Background Accurate breast cancer risk assessment after a negative screening result could enable better strategies for early detection. Purpose To evaluate a deep learning algorithm for risk assessment based on digital mammograms. Materials and Methods A retrospective observational matched case-control study was designed using the OPTIMAM Mammography Image Database from the National Health Service Breast Screening Programme in the United Kingdom from February 2010 to September 2019. Patients with breast cancer (cases) were diagnosed following a mammographic screening or between two triannual screening rounds. Controls were matched based on mammography device, screening site, and age. The artificial intelligence (AI) model only used mammograms at screening before diagnosis. The primary objective was to assess model performance, with a secondary objective to assess heterogeneity and calibration slope. The area under the receiver operating characteristic curve (AUC) was estimated for 3-year risk. Heterogeneity according to cancer subtype was assessed using a likelihood ratio interaction test. Statistical significance was set at < .05. Results Analysis included patients with screen-detected (median age, 60 years [IQR, 55-65 years]; 2044 female, including 1528 with invasive cancer and 503 with ductal carcinoma in situ [DCIS]) or interval (median age, 59 years [IQR, 53-65 years]; 696 female, including 636 with invasive cancer and 54 with DCIS) breast cancer and 1:1 matched controls, each with a complete set of mammograms at the screening preceding diagnosis. The AI model had an overall AUC of 0.68 (95% CI: 0.66, 0.70), with no evidence of a significant difference between interval and screen-detected (AUC, 0.69 vs 0.67; = .085) cancer. The calibration slope was 1.13 (95% CI: 1.01, 1.26). There was similar performance for the detection of invasive cancer versus DCIS (AUC, 0.68 vs 0.66; = .057). The model had higher performance for advanced cancer risk (AUC, 0.72 ≥stage II vs 0.66 <stage II; = .037). The AUC for detecting breast cancer in mammograms at diagnosis was 0.89 (95% CI: 0.88, 0.91). Conclusion The AI model was found to be a strong predictor of breast cancer risk for 3-6 years following a negative mammographic screening. © RSNA, 2023 . See also the editorial by Mann and Sechopoulos in this issue.
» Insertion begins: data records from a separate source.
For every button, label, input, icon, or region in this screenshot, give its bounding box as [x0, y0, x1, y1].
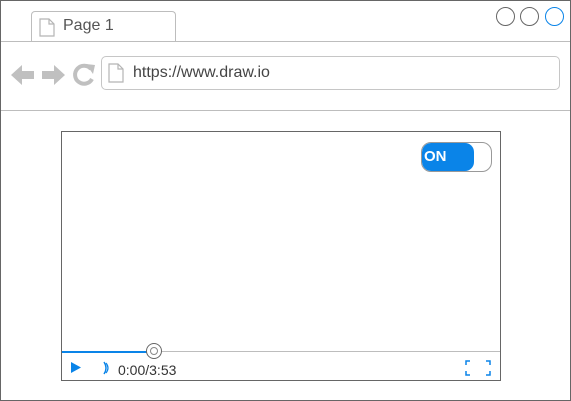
navigation-bar: https://www.draw.io — [1, 42, 570, 111]
refresh-icon[interactable] — [72, 63, 96, 87]
progress-bar-played — [62, 351, 154, 353]
time-display: 0:00/3:53 — [118, 362, 177, 378]
on-off-toggle[interactable]: ON — [421, 142, 492, 172]
video-controls: 0:00/3:53 — [62, 343, 500, 382]
browser-window: Page 1 https://www.draw.io ON 0:00/3:53 — [0, 0, 571, 401]
page-icon — [39, 18, 55, 37]
tab-label: Page 1 — [63, 17, 114, 34]
tab-page-1[interactable]: Page 1 — [31, 11, 176, 41]
forward-arrow-icon[interactable] — [41, 64, 65, 86]
back-arrow-icon[interactable] — [11, 64, 35, 86]
tab-bar: Page 1 — [1, 1, 570, 42]
progress-slider-handle[interactable] — [146, 343, 162, 359]
fullscreen-icon[interactable] — [465, 360, 491, 376]
play-icon[interactable] — [70, 362, 82, 373]
toggle-label: ON — [424, 148, 447, 165]
address-bar[interactable]: https://www.draw.io — [101, 56, 560, 90]
volume-icon[interactable] — [102, 360, 110, 376]
url-text: https://www.draw.io — [133, 64, 270, 81]
window-close-button[interactable] — [545, 7, 564, 26]
video-player: ON 0:00/3:53 — [61, 131, 501, 381]
window-maximize-button[interactable] — [520, 7, 539, 26]
window-minimize-button[interactable] — [496, 7, 515, 26]
page-icon — [108, 63, 124, 83]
在阴性筛查结果后进行准确的乳腺癌风险评估可以为早期检测制定更好的策略。目的:评估基于数字乳房 X 线照片的深度学习算法进行风险评估。材料和方法:本研究采用英国国家卫生服务乳房筛查计划 2010 年 2 月至 2019 年 9 月期间的 OPTIMAM 乳房 X 线图像数据库进行回顾性观察性匹配病例对照研究。乳腺癌患者(病例)在乳房 X 线筛查后或两次三年筛查期间被诊断出。对照组根据乳房 X 线摄影设备、筛查地点和年龄进行匹配。人工智能(AI)模型仅使用诊断前筛查的乳房 X 线照片。主要目的是评估模型性能,次要目的是评估异质性和校准斜率。接受者操作特征曲线(ROC)下的面积(AUC)用于估计 3 年风险。使用似然比交互检验评估癌症亚型的异质性。统计显著性设定为 <.05。结果:分析包括了经筛检(中位年龄 60 岁[IQR,55-65 岁];2044 名女性,包括 1528 名浸润性癌症和 503 名导管原位癌[DCIS])或间隔(中位年龄 59 岁[IQR,53-65 岁];696 名女性,包括 636 名浸润性癌症和 54 名 DCIS)乳腺癌患者和 1:1 匹配的对照组,每组在诊断前的筛查中均有完整的一套乳房 X 线照片。AI 模型的总体 AUC 为 0.68(95%CI:0.66,0.70),间隔和经筛检癌症之间没有证据表明存在显著差异(AUC,0.69 比 0.67; =.085)。校准斜率为 1.13(95%CI:1.01,1.26)。检测浸润性癌症与 DCIS 的性能相似(AUC,0.68 比 0.66; =.057)。对于高级癌症风险,该模型的性能更高(AUC,0.72≥II 期比 0.66<II 期; =.037)。在诊断时的乳房 X 线照片中检测乳腺癌的 AUC 为 0.89(95%CI:0.88,0.91)。结论:该 AI 模型被发现是阴性乳房 X 线筛查后 3-6 年内乳腺癌风险的有力预测因子。©RSNA,2023。也可参见本期 Mann 和 Sechopoulos 的社论。